4YOU Airlines
- Industry: Travel
- Founded: 2014
- Defunct: 2014
- Headquarters: Poland

= 4YOU Airlines =

Defunct Polish virtual aviation company

4YOU Airlines was a Polish virtual airline owned by tour operator Alfa Star. It operated charter services and was prepared to transition into a low-cost carrier, however, it declared bankruptcy in October 2014.

==History==
4YOU Airlines started operations in the spring of 2014 by offering leisure charter flights mainly to the Mediterranean.

In September 2014, 4YOU Airlines temporarily suspended their charter operations to prepare their planned rebranding into a scheduled carrier. They were expected to resume service with their new route network in November 2014 despite issues with ticketing and the Civil Aviation Office. It has been claimed that 4YOU Airlines sold tickets before actually having the necessary licenses to operate their routes on offer.

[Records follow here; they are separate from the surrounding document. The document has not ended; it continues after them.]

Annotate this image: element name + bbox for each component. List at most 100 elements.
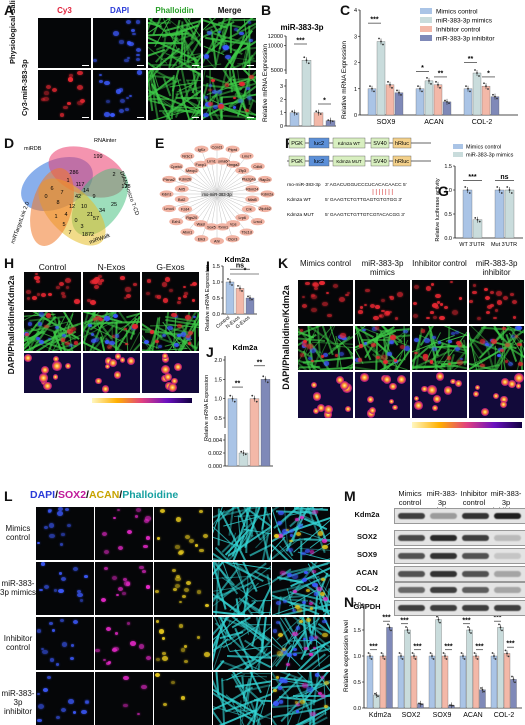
construct-wt-label-1: luc2 xyxy=(314,141,324,147)
venn-count-6: 7 xyxy=(60,190,63,196)
network-edge xyxy=(201,193,218,239)
panel-m-protein-2: SOX9 xyxy=(356,550,377,559)
gene-label: Lrrc4 xyxy=(253,220,262,224)
seq-mut: 5' GAAGTCTGTTGTCGTACACGG 3' xyxy=(325,212,405,218)
gene-node xyxy=(174,195,189,203)
data-point xyxy=(400,94,402,96)
blot-band xyxy=(398,535,425,541)
construct-mut-label-2: Kdm2a MUT xyxy=(336,159,362,164)
panel-label-a: A xyxy=(4,2,15,18)
panel-a-image-r1-c1 xyxy=(93,70,146,120)
gene-label: Ahr xyxy=(214,240,221,244)
venn-set-4 xyxy=(30,168,74,246)
data-point xyxy=(240,450,243,453)
data-point xyxy=(382,43,384,46)
gene-label: Nr3c1 xyxy=(182,155,192,159)
gene-label: Cdk6 xyxy=(253,165,262,169)
chart-j: Kdm2a Relative mRNA Expression 0.000 0.002 0… xyxy=(204,343,273,470)
y-tick-label: 10000 xyxy=(268,44,283,50)
construct-wt-label-4: hRluc xyxy=(395,141,409,147)
gene-node xyxy=(260,190,275,198)
venn-count-22: 0 xyxy=(74,218,77,224)
data-point xyxy=(496,97,498,100)
data-point xyxy=(439,621,441,624)
venn-count-7: 42 xyxy=(75,194,81,200)
panel-label-n: N xyxy=(344,594,355,610)
construct-mut-label-4: hRluc xyxy=(395,159,409,165)
sig-label: * xyxy=(244,268,247,275)
y-tick-label: 1.0 xyxy=(444,188,452,194)
data-point xyxy=(303,56,306,59)
blot-band xyxy=(430,553,457,559)
network-edge xyxy=(176,166,218,195)
blot-band xyxy=(398,553,425,559)
venn-set-label-4: miRTargetLink 2.0 xyxy=(10,201,31,245)
sig-label: * xyxy=(487,70,490,77)
panel-l-title-part: / xyxy=(55,489,59,501)
construct-wt-segment-4 xyxy=(392,137,412,149)
bar-j-2 xyxy=(249,398,260,467)
panel-h-col-0: Control xyxy=(38,262,67,272)
network-edge xyxy=(191,193,218,218)
sig-label: *** xyxy=(413,643,421,650)
data-point xyxy=(436,615,438,618)
gene-label: Kdm2a xyxy=(261,193,274,197)
scale-bar xyxy=(247,117,254,118)
scale-bar xyxy=(82,117,89,118)
gene-node xyxy=(225,235,240,243)
gene-label: Cpeb4 xyxy=(171,165,182,169)
panel-l-image-r3-c1 xyxy=(95,672,153,725)
data-point xyxy=(469,90,471,93)
data-point xyxy=(487,88,489,90)
chart-n: Relative expression level 0.0 0.5 1.0 1.5 2.0… xyxy=(343,602,522,719)
data-point xyxy=(251,298,253,301)
construct-mut-segment-1 xyxy=(308,155,330,167)
venn-count-10: 10 xyxy=(81,204,87,210)
network-edge xyxy=(211,161,218,195)
blot-band xyxy=(462,535,489,541)
panel-l-image-r1-c1 xyxy=(95,562,153,615)
sig-label: *** xyxy=(369,643,377,650)
sig-label: *** xyxy=(462,617,470,624)
network-edge xyxy=(200,193,218,224)
panel-l-row-1: miR-383-3p mimics xyxy=(0,578,37,597)
y-tick-label: 5000 xyxy=(271,68,283,74)
data-point xyxy=(383,658,386,660)
y-tick-label: 0.5 xyxy=(353,680,361,686)
panel-l-title-part: SOX2 xyxy=(58,489,87,501)
sig-label: ** xyxy=(438,70,444,77)
bar-c-1-1 xyxy=(424,80,434,116)
data-point xyxy=(401,658,404,660)
gene-label: Rgs20 xyxy=(186,216,197,220)
data-point xyxy=(227,278,229,280)
bar-n-2-0 xyxy=(428,655,436,709)
gene-label: Zfp462 xyxy=(259,207,271,211)
gene-node xyxy=(225,145,240,153)
data-point xyxy=(478,75,480,77)
panel-a-image-r1-c3 xyxy=(203,70,256,120)
gene-label: Plxna2 xyxy=(163,178,175,182)
blot-strip-1 xyxy=(394,530,525,546)
bar-n-0-0 xyxy=(366,655,374,709)
data-point xyxy=(331,120,334,123)
y-tick-label: 0.5 xyxy=(212,296,220,302)
venn-set-label-1: RNAinter xyxy=(94,138,116,144)
gene-label: Elk3 xyxy=(198,237,205,241)
gene-node xyxy=(245,185,260,193)
sig-label: ns xyxy=(236,263,244,270)
x-tick-label-n-3: ACAN xyxy=(463,712,482,719)
gene-label: Kdm2b xyxy=(179,177,191,181)
legend-label-0: Mimics control xyxy=(436,9,478,16)
venn-count-8: 9 xyxy=(92,194,95,200)
network-edge xyxy=(216,193,234,224)
panel-label-b: B xyxy=(261,2,272,18)
sig-label: * xyxy=(421,65,424,72)
blot-band xyxy=(462,571,489,577)
y-tick-label: 0.5 xyxy=(444,212,452,218)
panel-h-image-r2-c1 xyxy=(83,353,140,393)
panel-l-image-r3-c0 xyxy=(36,672,94,725)
network-edge xyxy=(216,164,234,195)
bar-n-4-2 xyxy=(503,653,511,709)
y-tick-label: 2.0 xyxy=(353,602,361,608)
blot-band xyxy=(494,587,521,593)
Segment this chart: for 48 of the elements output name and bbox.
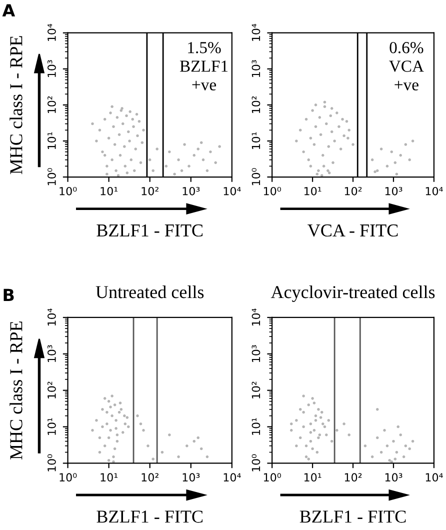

However, on 24 October 2014 the airline declared bankruptcy. Additionally, a circuit prosecutor's office in Warsaw launched an investigation because 4YOU Airlines started to sell tickets without a concession and other documents so at that time it wasn't considered an air carrier.

==Destinations==
After their rebranding 4YOU Airlines planned to establish bases at Łódź Władysław Reymont Airport and Rzeszów–Jasionka Airport to offer flights from there mainly to European metropolitan destinations. The route network – which never came into being – had been announced as follows:

- Belgium
- Charleroi – Brussels South Charleroi Airport

- France
- Paris – Charles de Gaulle Airport

- Germany
- Dortmund – Dortmund Airport

- Israel
- Tel Aviv – Ben Gurion Airport

- Italy
- Bergamo – Il Caravaggio International Airport
- Rome – Leonardo da Vinci–Fiumicino Airport

- Poland
- Łódź – Łódź Władysław Reymont Airport, base (should have begun 2 November 2014)
- Rzeszów – Rzeszów–Jasionka Airport, base (should have begun 2 November 2014)

- Spain
- Girona – Girona–Costa Brava Airport

- United Kingdom
- Edinburgh – Edinburgh Airport
- London – Luton Airport

==Fleet==
As 4YOU Airlines was a virtual carrier without its own AOC, it used aircraft from other airlines such as Grand Cru Airlines and YanAir.